We haven't done much shopping on our travels this year. It's too expensive to ship things from places like South America and we don't have much extra room in our packs anyway. When John needed new sunglasses after Oktoberfest, we found a discount voucher at our hotel for a local optical store and headed off to select some new shades. As he made his purchase, the merchant asked if we wanted it to be "tax-free."
I'd heard of tax-free shopping before, but usually think about it along with the airport - aisles of duty free products that I only purchase if I need to spend leftover currency or a party is coming up soon at home. The difference between these airport duty-free shops and tax free shopping isn't much when talking about the taxes (such as Value-Added or Goods and Services) foreigners don't pay when taking advantage of the scheme. The difference in the range of goods travellers can buy tax-free, however, is enormous.

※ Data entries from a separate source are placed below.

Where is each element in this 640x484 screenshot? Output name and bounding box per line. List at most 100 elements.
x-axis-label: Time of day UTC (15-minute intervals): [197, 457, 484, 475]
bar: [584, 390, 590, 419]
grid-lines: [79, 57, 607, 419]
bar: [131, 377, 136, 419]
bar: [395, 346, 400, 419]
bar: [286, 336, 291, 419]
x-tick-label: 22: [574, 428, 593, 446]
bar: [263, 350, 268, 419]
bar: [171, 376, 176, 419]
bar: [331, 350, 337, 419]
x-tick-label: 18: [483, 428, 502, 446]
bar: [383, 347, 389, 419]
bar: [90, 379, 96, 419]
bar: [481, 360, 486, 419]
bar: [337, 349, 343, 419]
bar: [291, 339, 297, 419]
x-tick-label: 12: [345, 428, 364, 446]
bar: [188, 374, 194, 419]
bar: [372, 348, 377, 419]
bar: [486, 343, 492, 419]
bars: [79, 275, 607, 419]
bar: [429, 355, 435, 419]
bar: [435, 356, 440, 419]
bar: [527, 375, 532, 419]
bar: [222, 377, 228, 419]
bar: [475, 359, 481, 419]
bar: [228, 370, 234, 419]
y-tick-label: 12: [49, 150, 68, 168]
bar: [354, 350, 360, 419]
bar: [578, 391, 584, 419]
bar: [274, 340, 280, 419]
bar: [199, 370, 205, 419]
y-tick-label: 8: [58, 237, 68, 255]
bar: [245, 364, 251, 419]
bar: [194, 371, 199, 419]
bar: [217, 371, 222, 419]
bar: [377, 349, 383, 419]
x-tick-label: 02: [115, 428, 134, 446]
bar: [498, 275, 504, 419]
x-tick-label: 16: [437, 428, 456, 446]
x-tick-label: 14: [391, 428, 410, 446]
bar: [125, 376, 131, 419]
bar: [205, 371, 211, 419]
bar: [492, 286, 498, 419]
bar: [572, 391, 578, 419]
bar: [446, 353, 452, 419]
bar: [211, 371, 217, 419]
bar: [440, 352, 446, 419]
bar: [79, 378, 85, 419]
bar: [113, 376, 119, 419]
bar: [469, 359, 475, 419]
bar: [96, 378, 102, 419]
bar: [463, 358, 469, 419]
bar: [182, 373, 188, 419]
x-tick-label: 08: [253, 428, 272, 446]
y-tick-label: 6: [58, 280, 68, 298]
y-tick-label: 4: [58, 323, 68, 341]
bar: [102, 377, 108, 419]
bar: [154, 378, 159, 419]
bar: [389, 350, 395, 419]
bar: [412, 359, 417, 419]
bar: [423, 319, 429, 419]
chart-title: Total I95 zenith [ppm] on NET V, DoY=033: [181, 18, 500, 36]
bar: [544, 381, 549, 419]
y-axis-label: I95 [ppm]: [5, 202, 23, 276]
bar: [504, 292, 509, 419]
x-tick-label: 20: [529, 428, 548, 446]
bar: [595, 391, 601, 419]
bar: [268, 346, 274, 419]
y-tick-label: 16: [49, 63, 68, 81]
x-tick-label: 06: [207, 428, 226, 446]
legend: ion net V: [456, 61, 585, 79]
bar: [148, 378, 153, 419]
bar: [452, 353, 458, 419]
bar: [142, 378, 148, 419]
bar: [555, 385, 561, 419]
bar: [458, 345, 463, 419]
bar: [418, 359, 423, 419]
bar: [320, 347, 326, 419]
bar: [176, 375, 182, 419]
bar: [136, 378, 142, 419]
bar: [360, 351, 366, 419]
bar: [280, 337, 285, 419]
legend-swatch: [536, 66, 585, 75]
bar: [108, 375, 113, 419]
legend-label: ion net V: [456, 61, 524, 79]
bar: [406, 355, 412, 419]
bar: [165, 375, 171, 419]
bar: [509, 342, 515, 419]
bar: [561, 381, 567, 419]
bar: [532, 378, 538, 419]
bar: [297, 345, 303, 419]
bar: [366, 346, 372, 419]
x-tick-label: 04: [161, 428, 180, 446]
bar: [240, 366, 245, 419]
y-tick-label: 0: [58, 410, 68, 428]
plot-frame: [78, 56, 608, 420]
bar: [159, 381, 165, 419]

Foreign visitors travelling to 50 countries, including the United Kingdom, Australia, Japan, Singapore, Turkey, Argentina, Mexico, Thailand, Indonesia, Korea, Israel, Lebanon, Morocco, South Africa and most European countries can take advantage of their tax-exempt status as long as they export the goods within a certain timeframe. They are still liable for duty levied by their home countries, but as the limits for tax-free shopping are low in many places (€75.01 in Austria, for example) this should still allow for significant savings. This is one reason why so many people shop for designer handbags and expensive jewelery when on holiday overseas.
Once we started buying things tax free, we were hooked and bought a few other items we needed. It was so easy in Germany and Austria - we asked the sales staff for a tax-free form at check-out. We were never asked for our passports but these may be required by some merchants. When we depart the EU, we'll take the purchases and our receipts to the customs desk before we check in to get these forms stamped. Then we can send the forms back to the refund service providers and receive the tax back on our credit card.
I have heard that it's important to leave enough time at the airport when flying onwards in case of a long queue at the customs counter so this may not be worth it if your refund amount will be small. It's such a simple way to save money - makes me think that a good cheap last minute holiday would be to just to go shopping. Check out the rules for each country you visit and remember to claim your tax back.
What are your favourite items to buy overseas?